ISLAMABAD: Pakistani Prime Minister Imran Khan on Friday welcomed a message from Indian Prime Minister Narendra Modi on the occasion of Pakistan Day and said it was time to begin a dialogue to resolve all issues.

Nuclear-armed neighbors Pakistan and India have fought three wars since gaining independence from British rule in 1947, two of them over Kashmir, a Muslim-majority region that both claim in full but govern in part.

Tensions between the arch-rivals rose sharply last month over a suicide attack in the Indian-controlled part of Kashmir in which at least 40 paramilitary troopers were killed. As India launched airstrikes in Pakistan and Pakistan retaliated with strikes of its own, the possibility of all-out war seemed all too real.

“I welcome PM Modi's message to our people,” Khan said in a Twitter post. “As we celebrate Pakistan Day I believe it is time to begin a comprehensive dialogue with India to address & resolve all issues, esp the central issue of Kashmir, & forge a new relationship based on peace & prosperity for all our people.”

In a separate post, Khan said he had received the following message from Modi on the occasion of Pakistan Day, celebrated across the country to mark the anniversary of a 1940 resolution calling for a separate homeland for Muslims in India:

"I extend my greetings & best wishes to the people of Pakistan on the National Day of Pakistan.

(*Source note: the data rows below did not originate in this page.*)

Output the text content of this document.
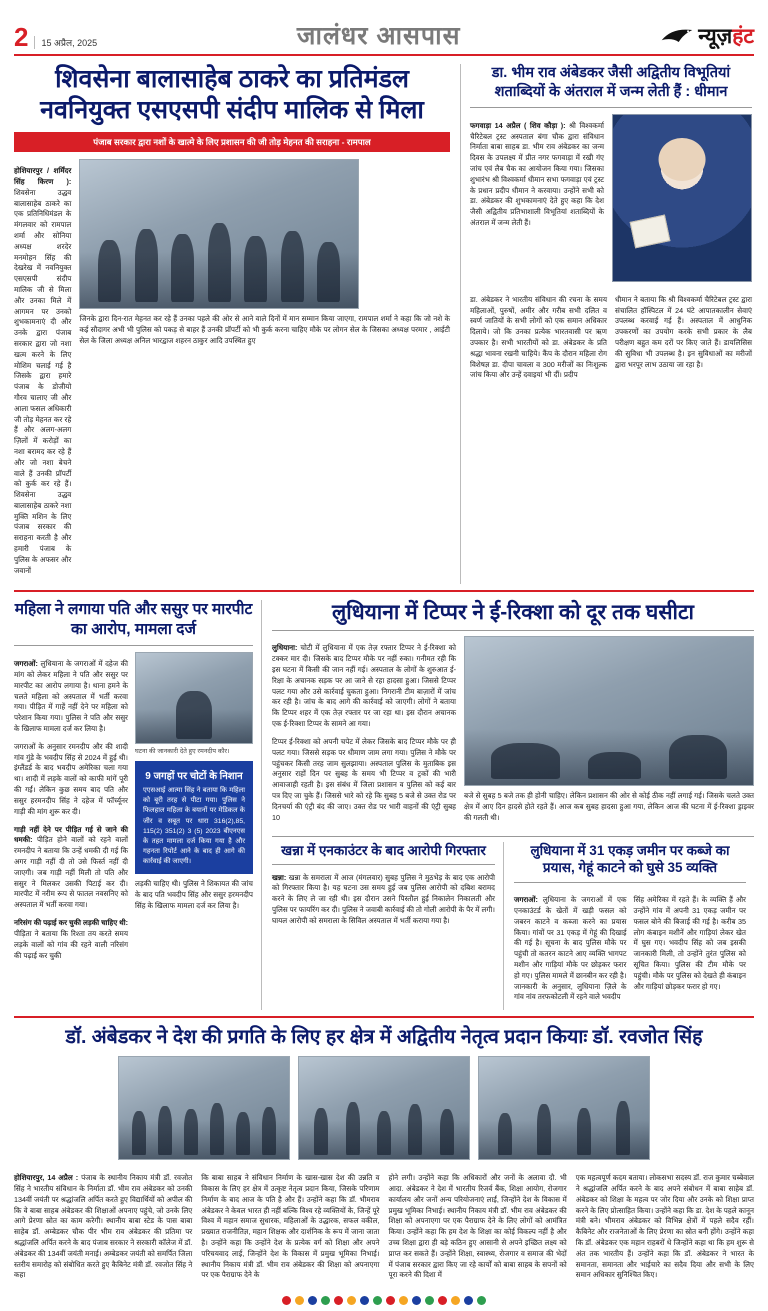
2	15 अप्रैल, 2025	जालंधर आसपास	न्यूज़हंट
शिवसेना बालासाहेब ठाकरे का प्रतिमंडल नवनियुक्त एसएसपी संदीप मालिक से मिला
पंजाब सरकार द्वारा नशों के खात्मे के लिए प्रशासन की जी तोड़ मेहनत की सराहना - रामपाल

होशियारपुर / शर्मिंदर सिंह किरण ): शिवसेना उद्धव बालासाहेब ठाकरे का एक प्रतिनिधिमंडल के मंगलवार को रामपाल शर्मा और सोनिया अध्यक्ष शरदेर मनमोहन सिंह की देखरेख में नवनियुक्त एसएसपी संदीप मालिक जी से मिला और उनका मिले में आगमन पर उनको शुभकामनाएं दी और उनके द्वारा पंजाब सरकार द्वारा जो नशा खत्म करने के लिए मोशिम चलाई गई है जिसके द्वारा हमारे पंजाब के डोजीयो गौरव चालाए जी और आला फसल अधिकारी जी तोड़ मेहनत कर रहे हैं और अलग-अलग ज़िलों में करोड़ों का नशा बरामद कर रहे हैं और जो नशा बेचने वाले हैं उनकी प्रॉपर्टी को कुर्क कर रहे हैं। शिवसेना उद्धव बालासाहेब ठाकरे नशा मुक्ति मशिन के लिए पंजाब सरकार की सराहना करती है और हमारी पंजाब के पुलिस के अफसर और जवानों

जिनके द्वारा दिन-रात मेहनत कर रहे हैं उनका पहले की ओर से आने वाले दिनों में मान सम्मान किया जाएगा, रामपाल शर्मा ने कहा कि जो नशे के कई सौदागर अभी भी पुलिस को पकड़ से बाहर हैं उनकी प्रॉपर्टी को भी कुर्क करना चाहिए मौके पर लोगन सेल के जिसका अध्यक्ष परमार , आईटी सेल के जिला अध्यक्ष अनिल भारद्वाज शहरन ठाकुर आदि उपस्थित हुए

डा. भीम राव अंबेडकर जैसी अद्वितीय विभूतियां शताब्दियों के अंतराल में जन्म लेती हैं : धीमान

फगवाड़ा 14 अप्रैल ( शिव कौड़ा ): श्री विश्वकर्मा चैरिटेबल ट्रस्ट अस्पताल बंगा चौक द्वारा संविधान निर्माता बाबा साहब डा. भीम राव अंबेडकर का जन्म दिवस के उपलक्ष्य में प्रीत नगर फगवाड़ा में रखी गंए जांच एवं लैब चैक का आयोजन किया गया। जिसका शुभारंभ श्री विश्वकर्मा धीमान सभा फगवाड़ा एवं ट्रस्ट के प्रधान प्रदीप धीमान ने करवाया। उन्होंने सभी को डा. अंबेडकर की शुभकामनाएं देते हुए कहा कि देश जैसी अद्वितीय प्रतिभाशाली विभूतियां शताब्दियों के अंतराल में जन्म लेती हैं।

डा. अंबेडकर ने भारतीय संविधान की रचना के समय महिलाओं, पुरुषों, अमीर और गरीब सभी दलित व स्वर्ण जातियों के सभी लोगों को एक समान अधिकार दिलाये। जो कि उनका प्रत्येक भारतवासी पर ऋण उपकार है। सभी भारतीयों को डा. अंबेडकर के प्रति श्रद्धा भावना रखनी चाहिये। कैंप के दौरान महिला रोग विशेषज्ञ डा. दीपा चावला व 300 मरीजों का निःशुल्क जांच किया और उन्हें दवाइयां भी दीं। प्रदीप

धीमान ने बताया कि श्री विश्वकर्मा चैरिटेबल ट्रस्ट द्वारा संचालित हॉस्पिटल में 24 घंटे आपातकालीन सेवाएं उपलब्ध करवाई गई हैं। अस्पताल में आधुनिक उपकरणों का उपयोग करके सभी प्रकार के लैब परीक्षण बहुत कम दरों पर किए जाते हैं। डायलिसिस की सुविधा भी उपलब्ध है। इन सुविधाओं का मरीजों द्वारा भरपूर लाभ उठाया जा रहा है।

महिला ने लगाया पति और ससुर पर मारपीट का आरोप, मामला दर्ज

जगराओं: लुधियाना के जगराओं में दहेज की मांग को लेकर महिला ने पति और ससुर पर मारपीट का आरोप लगाया है। थाना हमने के चलते महिला को अस्पताल में भर्ती करवा गया। पीड़ित में गाहें नहीं देने पर महिला को परेशान किया गया। पुलिस ने पति और ससुर के खिलाफ मामला दर्ज कर लिया है।

जगराओं के अनुसार रमनदीप और की शादी गांव गुंडे के भवदीप सिंह से 2024 में हुई थी। इंग्लैंडर्ड के बाद भवदीप अमेरिका चला गया था। शादी में लड़के वालों को काफी मांगें पूरी की गईं। लेकिन कुछ समय बाद पति और ससुर हरमनदीप सिंह ने दहेज में फॉर्च्यूनर गाड़ी की मांग शुरू कर दी।

गाड़ी नहीं देने पर पीड़ित गई से जाने की धमकी: पीड़ित होने वालों को रहने वालों रमनदीप ने बताया कि उन्हें धमकी दी गई कि अगर गाड़ी नहीं दी तो उसे फिर्स्त नहीं दी जाएगी। जब गाड़ी नहीं मिली तो पति और ससुर ने मिलकर उसकी पिटाई कर दी। मारपीट में नरीम रूप से फातल नवसनिए को अस्पताल में भर्ती करवा गया।

नरिसंग की पढ़ाई कर चुकी लड़की चाहिए थी: पीड़िता ने बताया कि रिश्ता तय करते समय लड़के वालों को गांव की रहने वाली नरिसंग की पढ़ाई कर चुकी

घटना की जानकारी देते हुए रमनदीप कौर।
9 जगहों पर चोटों के निशान

एएसआई आत्मा सिंह ने बताया कि महिला को बूरी तरह से पीटा गया। पुलिस ने फिलहाल महिला के बयानों पर मेडिकल के जीर व सबूत पर धारा 316(2),85, 115(2) 351(2) 3 (5) 2023 बीएनएस के तहत मामला दर्ज किया गया है और गहनता रिपोर्ट आने के बाद ही आगे की कार्रवाई की जाएगी।

लड़की चाहिए थी। पुलिस ने शिकायत की जांच के बाद पति भवदीप सिंह और ससुर हरमनदीप सिंह के खिलाफ मामला दर्ज कर लिया है।

लुधियाना में टिप्पर ने ई-रिक्शा को दूर तक घसीटा

लुधियाना: चोटी में लुधियाना में एक तेज़ रफ्तार टिप्पर ने ई-रिक्शा को टक्कर मार दी। जिसके बाद टिप्पर मौके पर नहीं रुका। गनीमत रही कि इस घटना में किसी की जान नहीं गई। अस्पताल के लोगों के शुरुआत ई-रिक्षा के अचानक सड़क पर आ जाने से रहा हादसा हुआ। जिससे टिप्पर पलट गया और उसे कार्रवाई चुकता हुआ। निगरानी टीम बाज़ारों में जांच कर रही है। जांच के बाद आगे की कार्रवाई को जाएगी। लोगों ने बताया कि टिप्पर शहर में एक तेज़ रफ्तार पर जा रहा था। इस दौरान अचानक एक ई-रिक्शा टिप्पर के सामने आ गया।

टिप्पर ई-रिक्शा को अपनी चपेट में लेकर जिसके बाद टिप्पर मौके पर ही पलट गया। जिससे सड़क पर धीमाण जाम लगा गया। पुलिस ने मौके पर पहुंचकर किसी तरह जाम सुलझाया। अस्पताल पुलिस के मुताबिक इस अनुसार राहों दिन पर सुबह के समय भी टिप्पर व ट्रकों की भारी आवाजाही रहती है। इस संबंध में जिला प्रशासन व पुलिस को कई बार पत्र दिए जा चुके हैं। जिससे भारे को रहे कि सुबह 5 बजे से उक्त रोड पर दिनचर्या की एंट्री बंद की जाए। उक्त रोड पर भारी वाहनों की एंट्री सुबह 10

बजे से सुबह 5 बजे तक ही होनी चाहिए। लेकिन प्रशासन की ओर से कोई ठीक नहीं लगाई गई। जिसके चलते उक्त क्षेत्र में आए दिन हादसे होते रहते हैं। आज कब सुबह हादसा हुआ गया, लेकिन आज की घटना में ई-रिक्शा ड्राइवर की गलती थी।

खन्ना में एनकाउंटर के बाद आरोपी गिरफ्तार

खन्ना: खन्ना के समराला में आज (मंगलवार) सुबह पुलिस ने मुठभेड़ के बाद एक आरोपी को गिरफ्तार किया है। यह घटना उस समय हुई जब पुलिस आरोपी को दबिश बरामद करने के लिए ले जा रही थी। इस दौरान उसने पिस्तौल हुई निकालेन निकालती और पुलिस पर फायरिंग कर दी। पुलिस ने जवाबी कार्रवाई की तो गोली आरोपी के पैर में लगी। घायल आरोपी को समराला के सिविल अस्पताल में भर्ती कराया गया है।

लुधियाना में 31 एकड़ जमीन पर कब्जे का प्रयास, गेहूं काटने को घुसे 35 व्यक्ति

जगराओं: लुधियाना के जगराओं में एक एनकाउंटर्ड के खेतों में खड़ी फसल को जबरन काटने व कब्जा करने का प्रयास किया। गांवों पर 31 एकड़ में गेहूं की दिखाई की गई है। सूचना के बाद पुलिस मौके पर पहुंची तो कतरन काटने आए व्यक्ति भागपट मशीन और गाड़ियां मौके पर छोड़कर फरार हो गए। पुलिस मामले में छानबीन कर रही है। जानकारी के अनुसार, लुधियाना ज़िले के गांव नांव तरफकोटली में रहने वाले भवदीप

सिंह अमेरिका में रहते हैं। के व्यक्ति हैं और उन्होंने गांव में अपनी 31 एकड़ जमीन पर फसल बोने की बिजाई की गई है। करीब 35 लोग कंबाइन मशीनें और गाड़ियां लेकर खेत में घुस गए। भवदीप सिंह को जब इसकी जानकारी मिली, तो उन्होंने तुरंत पुलिस को सूचित किया। पुलिस की टीम मौके पर पहुंची। मौके पर पुलिस को देखते ही कंबाइन और गाड़ियां छोड़कर फरार हो गए।

डॉ. अंबेडकर ने देश की प्रगति के लिए हर क्षेत्र में अद्वितीय नेतृत्व प्रदान कियाः डॉ. रवजोत सिंह

होशियारपुर, 14 अप्रैल : पंजाब के स्थानीय निकाय मंत्री डॉ. रवजोत सिंह ने भारतीय संविधान के निर्माता डॉ. भीम राव अंबेडकर को उनकी 134वीं जयंती पर श्रद्धांजलि अर्पित करते हुए विद्यार्थियों को अपील की कि वे बाबा साहब अंबेडकर की शिक्षाओं अपनाए पहुंचे, जो उनके लिए आगे प्रेरणा स्रोत का काम करेगी। स्थानीय बाबा स्टेड के पास बाबा साहेब डॉ. अम्बेडकर चौक पीर भीम राव अंबेडकर की प्रतिमा पर श्रद्धांजलि अर्पित करने के बाद पंजाब सरकार ने सरकारी कॉलेज में डॉ. अंबेडकर की 134वीं जयंती मनाई। अम्बेडकर जयंती को समर्पित जिला स्तरीय समारोह को संबोधित करते हुए कैबिनेट मंत्री डॉ. रवजोत सिंह ने कहा

कि बाबा साहब ने संविधान निर्माण के खास-खास देश की उन्नति व विकास के लिए हर क्षेत्र में उत्कृष्ट नेतृत्व प्रदान किया, जिसके परिणाम निर्माण के बाद आज के पति है और हैं। उन्होंने कहा कि डॉ. भीमराव अंबेडकर ने केवल भारत ही नहीं बल्कि विश्व रहे व्यक्तियों के, जिन्हें पूरे विश्व में महान समाज सुधारक, महिलाओं के उद्धारक, सफल वकील, प्रख्यात राजनीतिज्ञ, महान शिक्षक और दार्शनिक के रूप में जाना जाता है। उन्होंने कहा कि उन्होंने देश के प्रत्येक वर्ग को शिक्षा और अपने परिचयवाद लाई, जिन्होंने देश के विकास में प्रमुख भूमिका निभाई। स्थानीय निकाय मंत्री डॉ. भीम राव अंबेडकर की शिक्षा को अपनाएगा पर एक पैराग्राफ देने के

होने लगी। उन्होंने कहा कि अधिकारों और जनों के अलावा दौ. भी आदा. अंबेडकर ने देश में भारतीय रिजर्व बैंक, शिक्षा आयोग, रोजगार कार्यालय और जनों अन्य परियोजनाएं लाईं, जिन्होंने देश के विकास में प्रमुख भूमिका निभाई। स्थानीय निकाय मंत्री डॉ. भीम राव अंबेडकर की शिक्षा को अपनाएगा पर एक पैराग्राफ देने के लिए लोगों को आमंत्रित किया। उन्होंने कहा कि हम देश के शिक्षा का कोई विकल्प नहीं है और उच्च शिक्षा द्वारा ही बड़े कठिन हुए आसानी से अपने इच्छित लक्ष्य को प्राप्त कर सकते हैं। उन्होंने शिक्षा, स्वास्थ्य, रोजगार व समाज की भेदों में पंजाब सरकार द्वारा किए जा रहे कार्यों को बाबा साहब के सपनों को पूरा करने की दिशा में

एक महत्वपूर्ण कदम बताया। लोकसभा सदस्य डॉ. राज कुमार चब्बेवाल ने श्रद्धांजलि अर्पित करने के बाद अपने संबोधन में बाबा साहेब डॉ. अंबेडकर को शिक्षा के महत्व पर जोर दिया और उनके को शिक्षा प्राप्त करने के लिए प्रोत्साहित किया। उन्होंने कहा कि डा. देश के पहले कानून मंत्री बने। भीमराव अंबेडकर को विभिन्न क्षेत्रों में पहले सदैव रहीं। कैबिनेट और राजनेताओं के लिए प्रेरणा का स्रोत बनी होंगे। उन्होंने कहा कि डॉ. अंबेडकर एक महान राहबरों थे जिन्होंने कहा था कि हम शुरू से अंत तक भारतीय हैं। उन्होंने कहा कि डॉ. अंबेडकर ने भारत के समानता, समानता और भाईचारे का सदैव दिया और सभी के लिए समान अधिकार सुनिश्चित किए।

It is time that ppl of Sub-continent work together for a democratic, peaceful, progressive & prosperous region, in an atmosphere free of terror and violence.”

Last year, soon after being elected as prime minister, Khan proposed talks to resolve the long-standing dispute over Kashmir and said Pakistan was ready to respond positively to any effort at dialogue.

“If India comes and takes one step toward us, we will take two,” Khan said after the July general election.

But in September, New Delhi called off a meeting between the Pakistani and Indian foreign ministers on the sidelines of the United Nations General Assembly, just a day after confirming it, citing “unclean intentions” on Pakistan’s side.

India has long accused Pakistan of backing militants fighting Indian rule in the Indian administered Kashmir. Pakistan denies this, saying it only provides diplomatic and moral support to people in Indian-held Kashmir fighting for self-determination.